The offer valued Ramsay Health Care at a 37 percent premium to the company’s closing share price of A$64.39 on Tuesday, and it was the latest in a succession of take-private mergers in Australia. When the markets opened on Wednesday, Ramsay’s stock was up 27%.
Shareholders would receive A$88 per share in cash, with the option of investing some of it in the company’s unlisted shares.
According to data from Refinitiv, the acquisition would be the latest in a run of mergers and acquisitions in Australia, which saw A$308 billion in deals in 2021, compared to a 10-year annual average of A$100 billion.
Many of these transactions were large public-to-private transactions spearheaded by foreign private equity firms and Australian and international pension funds. Brookfield Asset Management, a Canadian investment business, made a $2.7 billion bid for Uniti, a telecommunications company, and Blackstone, a US private equity firm, paid $6.4 billion for casino operator Crown this year.
The magnitude of KKR’s offer dwarfs those transactions, bringing it closer in scale to Global Infrastructure Partners and IFM Investors’ $23.8 billion all-cash takeover of Sydney Airport, which was completed earlier this year.
However, unlike that deal, KKR’s offer might be financed in part with debt.
The consortium’s other members were not named, but sources acquainted with the matter claimed they included a mix of Australian and international pension and sovereign wealth funds.

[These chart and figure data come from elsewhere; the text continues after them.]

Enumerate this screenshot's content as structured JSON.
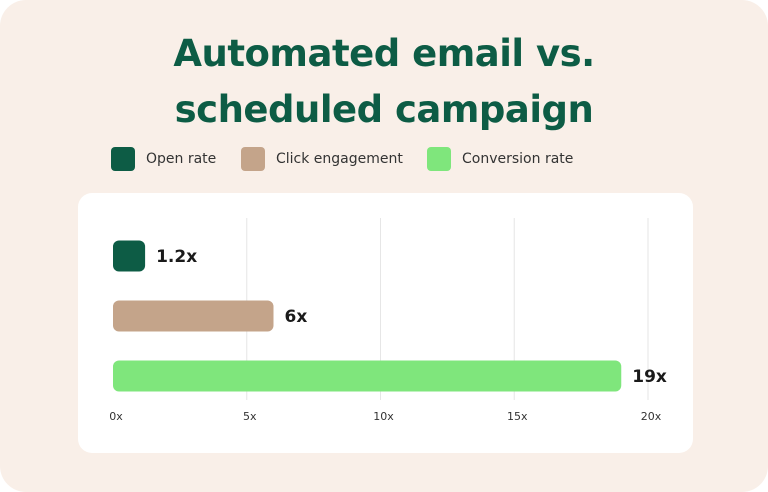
{
  "chart_data": {
    "type": "bar",
    "orientation": "horizontal",
    "title": "Automated email vs. scheduled campaign",
    "categories": [
      "Open rate",
      "Click engagement",
      "Conversion rate"
    ],
    "values": [
      1.2,
      6,
      19
    ],
    "value_labels": [
      "1.2x",
      "6x",
      "19x"
    ],
    "colors": [
      "#0d5c45",
      "#c4a48a",
      "#7fe67c"
    ],
    "xlim": [
      0,
      20
    ],
    "xticks": [
      {
        "value": 0,
        "label": "0x"
      },
      {
        "value": 5,
        "label": "5x"
      },
      {
        "value": 10,
        "label": "10x"
      },
      {
        "value": 15,
        "label": "15x"
      },
      {
        "value": 20,
        "label": "20x"
      }
    ],
    "grid": true
  }
}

According to one person familiar with the negotiations, the Ramsay Foundation, Ramsay’s largest shareholder with around 19 percent of the company, was tentatively in favor of the purchase.
KKR, which has $471 billion in assets under management, has become a more aggressive dealmaker in Australia. In December, the corporation paid $3.7 billion for energy infrastructure company Spark Infrastructure as part of a partnership that included Canadian pension funds.
In the same month, KKR acquired a majority ownership in Colonial First State, a former part of the Commonwealth Bank of Australia.
Ramsay Shares Soars
Ramsay Health Care, a takeover target, may receive further proposals as a result of a $20 billion bid put up by a consortium of investors led by global powerhouse KKR, which is expected to attract more bids.
During Wednesday’s session, Ramsay stock jumped more than 25% after the company, which owns and manages Australia’s largest private hospital network, said it had received a proposal for $88 per share.
Early in the session, they touched a high of $83.55 before closing up 24.2 percent to $80.00.
According to sources familiar with the conversations, KKR has been interested in Ramsay for some time and has been mulling a move since the beginning of last year. Other domestic blue chip companies and superannuation firms, notably HESTA, the nation’s industry super fund for healthcare workers, are thought to be part of the consortium of investors.
The KKR deal, according to Jarden healthcare analyst Steve Wheen, will inspire other parties to make competing offers.
“I would definitely look into private equity and industry super funds,” he said. “Through sale and lease back operations, there is a significant amount of wealth that may be crystallized [in the business].”
Other bidders could emerge from the woodwork, according to Jason Kururangi, portfolio manager at Milford Asset Management.
He believes that a takeover would allow the new owners to restructure the company and give them the opportunity to divide the property assets into a distinct company, potentially in the form of a real estate investment trust.